Depending on the kind of item they wanted, I would explain that it would take several expensive tests to get just an idea of what the product they wanted to formulate was made from, and that would end up costing from $500 to $1000. And that was just to get us close to the answer. No guarantee that we would have a complete formulation at that point and that it could cost much more than that to get the more complete answer.
Invariably, they would be shocked that it could even cost that much. They always thought we just poured the sample into some machine, pushed a button, and then we had the answer. I explained to them that they probably had been watching too much Star Trek - Next Generation and that there were actually no machines that could do analyses like that.
So I'd ask them if they wanted to come one in and proceed with the testing and they would always say they would look around and call back.
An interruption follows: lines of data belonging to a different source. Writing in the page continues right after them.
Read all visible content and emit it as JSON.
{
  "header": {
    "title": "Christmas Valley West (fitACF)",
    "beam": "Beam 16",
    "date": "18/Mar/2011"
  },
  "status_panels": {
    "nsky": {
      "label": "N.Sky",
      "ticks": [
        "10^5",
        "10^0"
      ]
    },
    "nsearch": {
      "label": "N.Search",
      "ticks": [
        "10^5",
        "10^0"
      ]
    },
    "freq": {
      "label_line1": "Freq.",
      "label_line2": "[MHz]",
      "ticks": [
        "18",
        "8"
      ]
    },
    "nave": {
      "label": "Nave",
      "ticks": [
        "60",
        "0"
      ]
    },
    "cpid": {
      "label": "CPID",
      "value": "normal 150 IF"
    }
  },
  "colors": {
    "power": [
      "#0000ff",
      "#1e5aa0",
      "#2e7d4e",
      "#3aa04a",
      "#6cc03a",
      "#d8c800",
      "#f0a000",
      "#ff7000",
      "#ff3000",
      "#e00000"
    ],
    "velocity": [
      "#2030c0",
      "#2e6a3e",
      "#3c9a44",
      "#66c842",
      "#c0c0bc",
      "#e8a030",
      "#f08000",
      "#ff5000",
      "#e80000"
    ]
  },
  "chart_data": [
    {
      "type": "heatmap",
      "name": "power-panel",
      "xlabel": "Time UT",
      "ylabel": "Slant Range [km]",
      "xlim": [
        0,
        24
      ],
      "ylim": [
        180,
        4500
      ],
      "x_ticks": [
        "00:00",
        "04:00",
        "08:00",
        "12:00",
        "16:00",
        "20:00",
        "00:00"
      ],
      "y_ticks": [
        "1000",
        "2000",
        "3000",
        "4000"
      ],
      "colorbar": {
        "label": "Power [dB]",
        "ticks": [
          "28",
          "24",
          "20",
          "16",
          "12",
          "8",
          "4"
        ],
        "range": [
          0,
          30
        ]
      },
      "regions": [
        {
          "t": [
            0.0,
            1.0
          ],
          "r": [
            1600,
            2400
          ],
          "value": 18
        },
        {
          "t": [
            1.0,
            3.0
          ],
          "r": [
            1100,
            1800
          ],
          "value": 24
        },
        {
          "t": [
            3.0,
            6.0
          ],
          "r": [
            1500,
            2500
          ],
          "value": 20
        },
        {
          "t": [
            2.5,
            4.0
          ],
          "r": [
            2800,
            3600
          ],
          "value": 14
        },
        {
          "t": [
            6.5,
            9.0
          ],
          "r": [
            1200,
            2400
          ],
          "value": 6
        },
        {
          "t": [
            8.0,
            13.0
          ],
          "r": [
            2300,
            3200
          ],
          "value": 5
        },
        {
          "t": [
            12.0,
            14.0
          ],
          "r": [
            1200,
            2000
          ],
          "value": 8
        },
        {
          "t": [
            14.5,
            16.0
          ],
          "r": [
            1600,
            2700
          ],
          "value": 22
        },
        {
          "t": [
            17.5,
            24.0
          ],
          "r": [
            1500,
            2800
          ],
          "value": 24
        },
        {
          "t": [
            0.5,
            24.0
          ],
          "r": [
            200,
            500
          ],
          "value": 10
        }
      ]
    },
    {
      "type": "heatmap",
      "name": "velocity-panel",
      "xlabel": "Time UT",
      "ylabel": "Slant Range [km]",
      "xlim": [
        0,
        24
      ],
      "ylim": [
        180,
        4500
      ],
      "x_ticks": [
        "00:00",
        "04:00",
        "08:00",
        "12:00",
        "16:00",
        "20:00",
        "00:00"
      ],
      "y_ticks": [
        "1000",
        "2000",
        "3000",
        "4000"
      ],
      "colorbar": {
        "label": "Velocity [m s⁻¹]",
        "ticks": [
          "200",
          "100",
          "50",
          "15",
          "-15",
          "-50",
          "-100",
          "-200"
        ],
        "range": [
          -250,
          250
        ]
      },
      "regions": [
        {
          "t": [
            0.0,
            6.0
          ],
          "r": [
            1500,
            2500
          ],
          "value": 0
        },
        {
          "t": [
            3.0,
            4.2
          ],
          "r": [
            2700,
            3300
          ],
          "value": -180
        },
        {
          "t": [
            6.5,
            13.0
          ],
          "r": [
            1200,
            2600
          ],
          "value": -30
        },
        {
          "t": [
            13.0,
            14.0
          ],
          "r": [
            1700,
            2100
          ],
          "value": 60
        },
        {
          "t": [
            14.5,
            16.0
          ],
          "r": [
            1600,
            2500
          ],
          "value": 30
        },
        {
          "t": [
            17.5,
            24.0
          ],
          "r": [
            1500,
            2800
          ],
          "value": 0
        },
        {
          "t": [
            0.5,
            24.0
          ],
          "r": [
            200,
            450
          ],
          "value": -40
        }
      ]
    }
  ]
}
I would then offer the name of one of our competitors and suggest they try checking with them, thinking that the other lab would foolishly take the job and loose money on it because they would underbid the job.
I actually had 3 people that took the offer up, and they were all businesses that needed to replace a product that was no longer being offered by their suppliers. One was a fire-retardant coating that was a mixture of superphosphate fertilizer and latex paint, another was a RV septic tank digesting solution, and the third was a water ski binder lube to get your feet into the bindings more easily. I did the work (which was much, much simpler than trying to figure out who made a photographic emulsion or how it was made) and all 3 times, brought the job in the range we had projected, and they were all happy that we could point them the direction to making a replacement product.
Anyway, I just thought you all might enjoy my anecdotal story.